A qualified but incomplete thanks to Gregg Easterbrook’s editor at Reuters

Dear Reuters editor:

Thanks for reading my blog and correcting the erroneous numbers in Easterbrook’s column from the other day.

I’m pretty sure you got the corrections from my blog because in your corrections you used the exact same links that I posted. I think your readers will like that you gave links to the sources of your numbers.

But I’d appreciate if you cite me! It’s considered polite to credit your sources rather than just copying over numbers and links with no mention of where they came from. Unlike Easterbrook, I’m not expecting to be paid for this material but I’d still like to be thanked.

(See the last paragraph of this post by Felix Salmon for more on the desirability of linking to your sources.)

Also, since you’re correcting the article anyway, maybe you could go back and change this sentence too:

But don’t sell Huntsman short because he is low in the polls – Obama had been at that point, too.

As I noted earlier,

As of 14 Oct 2011, Gallup gives Huntsman 2% support among Republicans. That puts him behind the leaders: No Opinion and Mitt Romney (tied at 20% each), Herman Cain, Rick Perry, Ron Paul, Newt Gingrich, and Michele Bachman. Rick Santorum is ahead of Huntsman, for chrissake. Google that, pal!

What about Obama? How was he polling in October, 2007? He was in second place with 21% support (compared to Hillary Clinton at 50%). So, yeah, anything could happen—but there’s a big difference between 21% and 2%.

Finally, you might want to follow another one of the links on my blog post and explain to your readers that the idea that Obama might lose in 2012 is not new, that political scientist Doug Hibbs floated the idea (with supporting evidence) several months ago.

I know this is a lot of editing, but now that you’ve started, why not finish the job?

Yours etc.,

Andrew Gelman
Department of Statistics and Department of Political Science
Columbia University

P.S. You might wonder why this bothers me so much. First, the mistakes appeared in Reuters, which I think of as a news organization that tries to get its facts right. Second, electoral politics is one of my areas of research and it bugs me when people get things wrong. I don’t want to start a side career pointing out that “something is wrong on the internet” (as xkcd put it), but now that I happened to notice this one, I’d like to follow it up.

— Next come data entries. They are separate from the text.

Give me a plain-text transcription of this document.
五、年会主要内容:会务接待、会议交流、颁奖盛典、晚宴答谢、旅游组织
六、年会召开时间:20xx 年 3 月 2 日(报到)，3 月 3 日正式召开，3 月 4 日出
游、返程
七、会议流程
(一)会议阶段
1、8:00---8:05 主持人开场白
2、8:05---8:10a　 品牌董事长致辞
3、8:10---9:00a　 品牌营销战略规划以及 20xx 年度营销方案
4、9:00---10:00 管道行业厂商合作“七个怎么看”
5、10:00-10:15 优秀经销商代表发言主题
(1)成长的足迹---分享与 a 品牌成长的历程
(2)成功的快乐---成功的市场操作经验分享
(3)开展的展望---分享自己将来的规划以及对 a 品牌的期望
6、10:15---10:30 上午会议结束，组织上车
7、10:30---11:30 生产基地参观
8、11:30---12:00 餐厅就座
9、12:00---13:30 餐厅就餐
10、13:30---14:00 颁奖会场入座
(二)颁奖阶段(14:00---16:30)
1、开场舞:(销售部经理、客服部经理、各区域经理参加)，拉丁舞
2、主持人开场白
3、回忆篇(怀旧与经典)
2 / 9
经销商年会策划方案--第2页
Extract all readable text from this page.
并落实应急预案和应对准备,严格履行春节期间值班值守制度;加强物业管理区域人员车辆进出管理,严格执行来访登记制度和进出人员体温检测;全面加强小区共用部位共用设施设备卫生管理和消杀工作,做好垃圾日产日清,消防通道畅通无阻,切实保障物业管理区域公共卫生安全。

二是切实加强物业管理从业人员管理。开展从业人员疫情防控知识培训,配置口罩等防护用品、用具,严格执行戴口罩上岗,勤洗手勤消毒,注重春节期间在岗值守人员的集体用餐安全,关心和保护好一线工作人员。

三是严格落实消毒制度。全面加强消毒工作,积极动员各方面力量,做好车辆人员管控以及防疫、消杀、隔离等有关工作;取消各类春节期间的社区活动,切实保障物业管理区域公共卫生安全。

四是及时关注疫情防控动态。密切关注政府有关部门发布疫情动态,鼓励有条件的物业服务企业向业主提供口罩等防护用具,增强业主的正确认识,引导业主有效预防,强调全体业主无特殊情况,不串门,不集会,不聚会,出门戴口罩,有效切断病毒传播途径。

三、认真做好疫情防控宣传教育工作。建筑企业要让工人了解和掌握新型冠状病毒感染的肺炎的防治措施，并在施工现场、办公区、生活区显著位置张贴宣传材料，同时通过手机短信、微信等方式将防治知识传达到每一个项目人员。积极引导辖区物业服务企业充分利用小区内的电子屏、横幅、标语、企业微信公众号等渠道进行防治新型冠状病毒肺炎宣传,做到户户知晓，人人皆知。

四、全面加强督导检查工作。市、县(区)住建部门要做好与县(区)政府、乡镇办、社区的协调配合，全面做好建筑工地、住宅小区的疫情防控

6 thoughts on “A qualified but incomplete thanks to Gregg Easterbrook’s editor at Reuters

    • In this case, he could use a Creative Commons license in which reproduction of the blog’s content by for profit corporations would have come cost. However, I don’t think that facts and links can be copyrighted…

      Manoel

  1. I love your “something is wrong on the internet” posts. I wish they could be your whole career! (nothing against your actual career, obviously, but it doesn’t make for such genius blog posts).